Iron plays an essential role in oxygen transport in the body as a constituent of haemoglobin where nearly 60% of the body iron is found. Apart from oxygen transport from the lungs to tissue, iron is vital for oxidative mechanism of the cell, and participates in electron transport chain being a part of cytochrome oxidatase enzyme. Deficiency of iron is not very common in farm animals, except in young animals. It is characterized by anaemia and associated signs.
Aetiology: In animals, iron deficiency is usually primary. Generally, newborn animals are given sole milk diet, which is a poor source of iron. As the hepatic iron store in newborn is not enough to maintain normal haemopoiesis for more than 2-3 weeks, the newborns, particularly piglets suffer more frequently to iron deficiency.Lack of access to soil to growing piglets and housed lambs is also suggested as contributory factor causing iron deficiency. Subclinical anaemia and iron deficiency may be associated with continued blood loss due to haemorrhages. Cattle heavily infested with ectoparasites may even develop fatal anaemia. Sub-normal iron- responsive haemoglobin level has been reported in horses harbouring heavy infestation of strongylid worms. Conditioned iron deficiency may develop due to addition of calcium carbonate in the diet of weaned and finishing pigs.

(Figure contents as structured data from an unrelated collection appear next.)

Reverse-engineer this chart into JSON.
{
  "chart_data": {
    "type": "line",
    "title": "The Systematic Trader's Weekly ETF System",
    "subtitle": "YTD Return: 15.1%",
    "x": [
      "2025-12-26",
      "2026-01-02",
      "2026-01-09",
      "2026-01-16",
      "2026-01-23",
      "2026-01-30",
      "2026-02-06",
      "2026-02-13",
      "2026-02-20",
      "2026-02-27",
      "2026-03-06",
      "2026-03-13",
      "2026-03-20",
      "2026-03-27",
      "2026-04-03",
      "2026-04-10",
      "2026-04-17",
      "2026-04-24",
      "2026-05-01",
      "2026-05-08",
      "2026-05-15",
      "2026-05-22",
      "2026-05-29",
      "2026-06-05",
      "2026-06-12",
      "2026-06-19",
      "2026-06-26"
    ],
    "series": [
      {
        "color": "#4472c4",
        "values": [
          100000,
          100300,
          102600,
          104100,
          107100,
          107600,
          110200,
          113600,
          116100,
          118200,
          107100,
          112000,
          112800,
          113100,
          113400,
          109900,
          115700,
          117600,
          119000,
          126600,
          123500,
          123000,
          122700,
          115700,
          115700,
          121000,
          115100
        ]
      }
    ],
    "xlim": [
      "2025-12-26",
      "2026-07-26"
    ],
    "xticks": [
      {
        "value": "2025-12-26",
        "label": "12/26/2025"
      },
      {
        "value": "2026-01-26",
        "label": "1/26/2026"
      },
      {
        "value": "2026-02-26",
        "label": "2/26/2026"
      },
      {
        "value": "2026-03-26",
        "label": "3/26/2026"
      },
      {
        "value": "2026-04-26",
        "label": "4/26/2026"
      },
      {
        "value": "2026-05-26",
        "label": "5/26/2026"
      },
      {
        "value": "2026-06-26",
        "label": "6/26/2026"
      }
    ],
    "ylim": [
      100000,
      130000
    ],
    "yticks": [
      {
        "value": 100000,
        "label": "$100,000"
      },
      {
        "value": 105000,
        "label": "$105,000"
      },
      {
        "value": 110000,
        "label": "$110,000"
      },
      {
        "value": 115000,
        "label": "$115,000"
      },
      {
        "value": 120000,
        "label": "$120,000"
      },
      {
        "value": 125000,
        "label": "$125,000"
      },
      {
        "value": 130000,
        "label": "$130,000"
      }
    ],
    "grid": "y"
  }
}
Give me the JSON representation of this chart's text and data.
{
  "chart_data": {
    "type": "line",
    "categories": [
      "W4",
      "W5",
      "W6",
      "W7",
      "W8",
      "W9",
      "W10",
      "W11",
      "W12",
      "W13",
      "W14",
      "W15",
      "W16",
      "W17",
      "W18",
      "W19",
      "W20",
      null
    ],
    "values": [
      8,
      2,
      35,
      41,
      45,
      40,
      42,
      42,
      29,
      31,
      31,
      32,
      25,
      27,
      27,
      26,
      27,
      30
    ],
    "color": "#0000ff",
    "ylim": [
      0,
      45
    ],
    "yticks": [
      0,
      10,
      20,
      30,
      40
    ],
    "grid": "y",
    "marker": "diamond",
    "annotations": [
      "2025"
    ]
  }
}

Clinical findings: Progressive development of hypochromic-microcytic anaemia is the characteristic finding in iron deficiency. Piglets at about 3 weeks of age have the highest incidence of iron deficiency anaemia. The growth rate and feed intake of the affected pigs are significantly reduced. Signs of dyspnoea, lethargy, pale skin and mucosa, oedema of the head and fore quarters and diarrhoea are seen.Affected animals may die suddenly or may survive in a thin, unthrifty condition. High incidence of infectious diseases such as E. coli and streptococcal pericarditis is associated with anaemia. Iron deficiency also increases severity of Trichuris suis and Ascaris suum infections in pigs. Iron deficiency in calves, lambs and kids is also associated with signs of anaemia. Calves also show atrophy of lingual papillae.
Diagnosis: Response to iron therapy indicates iron deficiency. Determination of haemoglobin, packed cell volume and red blood cell count is used to identify anaemia. Normal haemoglobin values in pigs, cattle, sheep and goats are 100-160 g/l, 80-150 g/ l, 90-150 g/l and 80-120 g/l. Erythrocyte count also decreases in iron deficiency and may be a better indicator of iron status than haemoglobin values. The haemoglobin level of 40 g/l and erythrocyte count of 3-4 x 1012/l indicate iron deficiency anaemia in piglets. Serum ferritin concentration is used for monitoring pre-latent iron deficiency in calves.
Treatment and prevention: Treatment includes parenteral administration of organic iron preparations such as iron dextran, iron sorbitol citric acid complex or iron gluconate. Weekly intramuscular administration of iron preparation (100-200 mg for piglets, 300 mg iron dextran for lambs and 0.5-1 g elemental iron for horses) can be used. Vitamin B12 is also used along with iron preparations.Iron deficiency anaemia can be prevented by oral or intramuscular administration of a commercial grade iron to piglets @ 15 mg daily until wearing. A diet supplemented with 2 g iron per kg DM to sow is effective in preventing anaemia is piglets. Calves should be provided iron supplementation in milk replacer @ 1 g – 2 g per kg DM. Intramuscular injection of 300 mg iron dextran at 24 hour age is an effective measure to prevent iron deficiency in housed lambs.